Key point: The Pentagon wants real pilots and enemy planes to test itself against.
A private company in Texas has acquired scores of old French fighter jets.
With its 63 former French air force Dassault Mirage F.1s, Fort Worth-based Airborne Tactical Advantage Company possesses an air force that, in size, rivals that of many countries.
ATAC in 2017 announced it would buy the single-engine Mirages in order to expand its adversary operation, which simulates the "red air" enemy force in U.S. and allied war games.
Two years later ATAC announced that, with the help of parent company Textron, it has finished refurbishing and upgrading the supersonic Mirages.

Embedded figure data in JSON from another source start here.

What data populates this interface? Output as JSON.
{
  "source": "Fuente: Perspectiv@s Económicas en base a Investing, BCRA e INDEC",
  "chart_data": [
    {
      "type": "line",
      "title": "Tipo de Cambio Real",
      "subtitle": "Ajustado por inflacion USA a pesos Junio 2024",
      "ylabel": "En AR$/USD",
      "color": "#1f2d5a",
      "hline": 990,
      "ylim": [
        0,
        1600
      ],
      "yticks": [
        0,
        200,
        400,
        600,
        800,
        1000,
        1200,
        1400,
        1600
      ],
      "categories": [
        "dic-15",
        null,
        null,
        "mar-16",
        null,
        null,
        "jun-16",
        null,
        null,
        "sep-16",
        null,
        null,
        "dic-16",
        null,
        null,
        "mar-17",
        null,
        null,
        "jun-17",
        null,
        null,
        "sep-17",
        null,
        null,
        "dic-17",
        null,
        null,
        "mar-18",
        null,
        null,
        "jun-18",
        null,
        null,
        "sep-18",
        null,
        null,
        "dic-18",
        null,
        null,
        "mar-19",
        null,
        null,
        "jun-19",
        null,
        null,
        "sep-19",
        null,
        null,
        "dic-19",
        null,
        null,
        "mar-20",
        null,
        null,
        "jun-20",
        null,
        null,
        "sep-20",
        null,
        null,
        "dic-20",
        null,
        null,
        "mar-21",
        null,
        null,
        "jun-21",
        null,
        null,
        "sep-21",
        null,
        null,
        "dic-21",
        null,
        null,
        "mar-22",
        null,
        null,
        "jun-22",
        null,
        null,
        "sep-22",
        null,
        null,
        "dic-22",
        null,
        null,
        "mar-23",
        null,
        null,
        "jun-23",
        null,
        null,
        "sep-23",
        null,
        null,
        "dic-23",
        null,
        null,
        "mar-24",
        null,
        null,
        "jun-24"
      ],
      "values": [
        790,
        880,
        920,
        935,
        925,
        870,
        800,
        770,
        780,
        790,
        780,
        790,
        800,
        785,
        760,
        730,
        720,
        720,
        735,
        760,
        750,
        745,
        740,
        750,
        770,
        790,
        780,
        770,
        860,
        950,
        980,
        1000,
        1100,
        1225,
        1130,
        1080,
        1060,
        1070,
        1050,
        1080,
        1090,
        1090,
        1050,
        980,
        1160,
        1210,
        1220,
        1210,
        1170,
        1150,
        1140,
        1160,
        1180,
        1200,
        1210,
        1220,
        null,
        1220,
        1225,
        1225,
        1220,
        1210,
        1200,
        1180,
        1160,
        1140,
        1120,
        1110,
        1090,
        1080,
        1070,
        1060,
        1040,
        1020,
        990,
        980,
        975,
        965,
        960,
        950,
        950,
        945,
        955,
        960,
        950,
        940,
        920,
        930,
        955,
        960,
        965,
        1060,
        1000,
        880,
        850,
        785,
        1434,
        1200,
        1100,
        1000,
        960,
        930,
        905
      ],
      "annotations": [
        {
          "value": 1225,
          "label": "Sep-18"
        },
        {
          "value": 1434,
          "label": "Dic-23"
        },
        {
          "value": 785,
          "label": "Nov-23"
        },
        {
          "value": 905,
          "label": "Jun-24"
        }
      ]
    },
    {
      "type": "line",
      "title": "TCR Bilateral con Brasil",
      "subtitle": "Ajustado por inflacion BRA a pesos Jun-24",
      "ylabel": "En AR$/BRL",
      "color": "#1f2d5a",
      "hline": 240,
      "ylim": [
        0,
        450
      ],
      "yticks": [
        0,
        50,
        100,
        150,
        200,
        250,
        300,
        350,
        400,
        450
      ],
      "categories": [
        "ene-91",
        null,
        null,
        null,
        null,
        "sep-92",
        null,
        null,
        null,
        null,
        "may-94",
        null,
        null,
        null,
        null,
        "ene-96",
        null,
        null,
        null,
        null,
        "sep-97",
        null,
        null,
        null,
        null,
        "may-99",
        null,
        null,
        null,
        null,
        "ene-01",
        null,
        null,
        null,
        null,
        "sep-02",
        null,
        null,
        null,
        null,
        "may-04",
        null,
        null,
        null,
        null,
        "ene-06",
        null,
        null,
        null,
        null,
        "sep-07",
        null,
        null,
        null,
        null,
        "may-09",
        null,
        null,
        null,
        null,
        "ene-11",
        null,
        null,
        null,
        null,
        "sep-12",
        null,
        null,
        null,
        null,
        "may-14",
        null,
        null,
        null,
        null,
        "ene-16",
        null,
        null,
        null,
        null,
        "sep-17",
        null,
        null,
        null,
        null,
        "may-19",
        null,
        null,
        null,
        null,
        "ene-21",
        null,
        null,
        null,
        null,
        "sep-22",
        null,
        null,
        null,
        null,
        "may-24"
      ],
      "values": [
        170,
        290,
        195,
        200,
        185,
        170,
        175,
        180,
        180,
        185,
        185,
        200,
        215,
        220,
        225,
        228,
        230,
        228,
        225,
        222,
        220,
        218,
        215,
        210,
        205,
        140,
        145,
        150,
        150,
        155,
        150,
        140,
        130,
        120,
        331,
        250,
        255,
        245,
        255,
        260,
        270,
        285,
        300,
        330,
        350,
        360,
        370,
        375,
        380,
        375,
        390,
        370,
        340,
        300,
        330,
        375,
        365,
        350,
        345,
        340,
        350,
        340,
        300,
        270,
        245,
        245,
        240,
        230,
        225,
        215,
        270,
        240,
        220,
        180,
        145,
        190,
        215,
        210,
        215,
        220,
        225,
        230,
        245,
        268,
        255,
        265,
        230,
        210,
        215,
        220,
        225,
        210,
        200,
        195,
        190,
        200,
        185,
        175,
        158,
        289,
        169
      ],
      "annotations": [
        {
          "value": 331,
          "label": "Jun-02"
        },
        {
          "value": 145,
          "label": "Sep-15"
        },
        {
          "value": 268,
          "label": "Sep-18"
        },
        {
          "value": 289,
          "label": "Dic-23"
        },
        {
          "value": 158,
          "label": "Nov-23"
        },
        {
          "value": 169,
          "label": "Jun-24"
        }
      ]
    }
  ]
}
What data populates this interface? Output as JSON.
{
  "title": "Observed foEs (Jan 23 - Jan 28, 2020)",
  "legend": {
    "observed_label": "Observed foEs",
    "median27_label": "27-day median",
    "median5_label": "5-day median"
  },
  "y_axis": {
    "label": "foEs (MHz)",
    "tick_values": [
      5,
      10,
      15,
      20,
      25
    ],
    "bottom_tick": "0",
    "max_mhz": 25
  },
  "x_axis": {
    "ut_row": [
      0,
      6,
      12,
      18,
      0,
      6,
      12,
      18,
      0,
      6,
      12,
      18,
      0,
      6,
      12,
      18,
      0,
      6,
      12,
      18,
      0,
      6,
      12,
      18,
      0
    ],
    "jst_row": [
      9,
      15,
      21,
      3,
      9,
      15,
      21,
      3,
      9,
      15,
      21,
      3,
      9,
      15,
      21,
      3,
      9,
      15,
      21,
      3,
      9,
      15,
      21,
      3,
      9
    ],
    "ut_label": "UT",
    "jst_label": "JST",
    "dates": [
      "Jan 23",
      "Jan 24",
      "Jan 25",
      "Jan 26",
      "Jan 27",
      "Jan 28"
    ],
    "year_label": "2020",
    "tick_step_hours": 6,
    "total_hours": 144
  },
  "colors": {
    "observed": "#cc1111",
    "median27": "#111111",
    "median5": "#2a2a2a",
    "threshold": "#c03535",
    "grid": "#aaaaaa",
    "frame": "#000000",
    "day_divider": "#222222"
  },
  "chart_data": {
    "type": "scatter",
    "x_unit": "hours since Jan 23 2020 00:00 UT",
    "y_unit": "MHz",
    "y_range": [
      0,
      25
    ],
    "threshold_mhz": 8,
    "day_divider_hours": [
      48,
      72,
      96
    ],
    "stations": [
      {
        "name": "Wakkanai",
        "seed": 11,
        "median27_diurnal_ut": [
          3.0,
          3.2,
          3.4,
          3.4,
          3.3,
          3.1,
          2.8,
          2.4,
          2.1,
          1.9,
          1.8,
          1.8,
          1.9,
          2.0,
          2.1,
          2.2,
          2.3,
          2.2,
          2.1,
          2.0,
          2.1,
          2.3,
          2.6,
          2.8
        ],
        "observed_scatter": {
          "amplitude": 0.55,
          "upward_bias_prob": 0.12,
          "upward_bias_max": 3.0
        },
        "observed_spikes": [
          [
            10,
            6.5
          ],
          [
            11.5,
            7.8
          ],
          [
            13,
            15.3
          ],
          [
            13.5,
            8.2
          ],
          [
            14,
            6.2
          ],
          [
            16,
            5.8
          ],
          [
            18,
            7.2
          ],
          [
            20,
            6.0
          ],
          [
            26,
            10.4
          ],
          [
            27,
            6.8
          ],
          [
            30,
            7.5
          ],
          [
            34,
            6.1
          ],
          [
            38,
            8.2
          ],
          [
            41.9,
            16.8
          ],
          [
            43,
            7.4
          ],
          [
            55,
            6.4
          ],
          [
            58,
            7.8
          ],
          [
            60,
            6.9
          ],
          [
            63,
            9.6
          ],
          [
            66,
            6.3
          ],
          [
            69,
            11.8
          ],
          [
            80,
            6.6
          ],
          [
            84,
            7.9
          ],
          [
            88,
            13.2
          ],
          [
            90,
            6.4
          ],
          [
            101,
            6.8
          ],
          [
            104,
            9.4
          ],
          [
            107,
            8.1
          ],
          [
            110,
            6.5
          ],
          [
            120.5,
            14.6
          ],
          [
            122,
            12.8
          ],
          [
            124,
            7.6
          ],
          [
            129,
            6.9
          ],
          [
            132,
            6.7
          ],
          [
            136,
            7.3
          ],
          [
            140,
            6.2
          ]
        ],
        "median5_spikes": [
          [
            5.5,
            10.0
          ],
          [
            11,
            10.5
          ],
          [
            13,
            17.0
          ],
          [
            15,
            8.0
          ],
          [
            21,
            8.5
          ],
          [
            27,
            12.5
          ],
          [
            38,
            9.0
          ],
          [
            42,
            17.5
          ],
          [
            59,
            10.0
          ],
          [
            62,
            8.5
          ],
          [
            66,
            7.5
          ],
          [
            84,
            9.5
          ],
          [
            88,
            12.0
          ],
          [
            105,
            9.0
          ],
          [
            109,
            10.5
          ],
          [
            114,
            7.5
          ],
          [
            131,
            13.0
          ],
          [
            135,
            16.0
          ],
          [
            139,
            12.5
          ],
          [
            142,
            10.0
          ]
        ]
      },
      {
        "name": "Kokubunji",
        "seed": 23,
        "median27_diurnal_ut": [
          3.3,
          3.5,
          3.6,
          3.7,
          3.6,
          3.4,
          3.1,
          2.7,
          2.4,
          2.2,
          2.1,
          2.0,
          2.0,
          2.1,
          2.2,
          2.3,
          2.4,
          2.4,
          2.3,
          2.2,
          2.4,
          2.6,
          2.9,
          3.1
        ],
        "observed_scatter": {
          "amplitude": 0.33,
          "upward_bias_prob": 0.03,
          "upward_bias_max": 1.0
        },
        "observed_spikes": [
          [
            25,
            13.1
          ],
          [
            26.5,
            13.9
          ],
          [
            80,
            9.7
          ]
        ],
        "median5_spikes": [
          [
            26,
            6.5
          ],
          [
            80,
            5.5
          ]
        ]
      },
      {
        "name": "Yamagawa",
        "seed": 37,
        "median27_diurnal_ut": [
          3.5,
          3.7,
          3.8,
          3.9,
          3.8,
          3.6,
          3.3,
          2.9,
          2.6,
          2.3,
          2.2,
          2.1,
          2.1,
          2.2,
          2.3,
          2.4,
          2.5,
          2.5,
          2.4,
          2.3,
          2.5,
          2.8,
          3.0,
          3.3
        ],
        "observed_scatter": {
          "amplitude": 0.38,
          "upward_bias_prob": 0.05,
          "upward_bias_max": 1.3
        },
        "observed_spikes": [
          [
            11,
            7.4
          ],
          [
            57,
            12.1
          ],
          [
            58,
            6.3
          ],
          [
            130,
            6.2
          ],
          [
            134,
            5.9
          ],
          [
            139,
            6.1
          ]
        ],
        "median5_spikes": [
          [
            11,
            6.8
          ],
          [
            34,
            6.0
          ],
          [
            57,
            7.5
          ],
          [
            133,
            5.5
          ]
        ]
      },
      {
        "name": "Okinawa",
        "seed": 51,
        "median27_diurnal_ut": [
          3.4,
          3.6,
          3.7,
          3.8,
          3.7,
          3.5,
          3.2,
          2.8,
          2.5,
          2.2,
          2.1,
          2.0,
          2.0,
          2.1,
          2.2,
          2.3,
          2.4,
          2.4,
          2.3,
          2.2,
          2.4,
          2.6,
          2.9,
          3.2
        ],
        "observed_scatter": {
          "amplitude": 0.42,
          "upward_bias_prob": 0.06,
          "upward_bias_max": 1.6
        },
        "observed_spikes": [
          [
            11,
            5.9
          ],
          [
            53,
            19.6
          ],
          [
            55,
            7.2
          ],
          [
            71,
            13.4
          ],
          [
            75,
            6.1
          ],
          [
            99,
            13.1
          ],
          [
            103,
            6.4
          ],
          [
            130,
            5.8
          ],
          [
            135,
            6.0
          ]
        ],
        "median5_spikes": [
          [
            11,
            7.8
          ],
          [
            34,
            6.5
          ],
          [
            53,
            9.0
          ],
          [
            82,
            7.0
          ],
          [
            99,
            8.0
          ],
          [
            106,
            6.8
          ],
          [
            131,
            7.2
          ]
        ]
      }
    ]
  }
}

"Textron retrofitted around 45 of the F.1s with modern avionics systems such as digital radio-frequency memory-jamming capabilities and upgraded radars," according to Jane's. "ATAC plans to use the Mirages for the U.S. Air Force adversary-air requirement, which requires almost 150 aircraft to fulfill the service's red-air training needs."
ATAC also operates former military Hawker Hunter, IAI F-21 Kfir and Aero Vodochody L-39ZA. Other red-air companies include Draken International, Tactical Air Support, Top Aces and Air USA.
Tactical Air Support recently procured 21 former-Jordanian F-5s, bringing its total fleet of F-5s to 26. Draken bought 12 ex-South African Cheetah fighters, boosting its own total fleet to 109 jets.
Until recently, the U.S. military mostly provided its own red air. The Air Force operated three "aggressor" squadrons flying F-15s and F-16s. But the flying branch in 2014 shuttered the F-15 unit as a cost-saving measure. Two squadrons -- one each in Nevada and Alaska -- continue to fly a few dozen F-16s in the adversary role.
The U.S. Navy and Marine Corps together operate several adversary squadrons flying early-model F-16s and F/A-18s plus 36 refurbished, former-Swiss F-5s. The Navy's 2020 budget request includes $40 million to acquire 22 ex-Swiss F-5s in order to maintain, over the long term, a 44-plane F-5 fleet.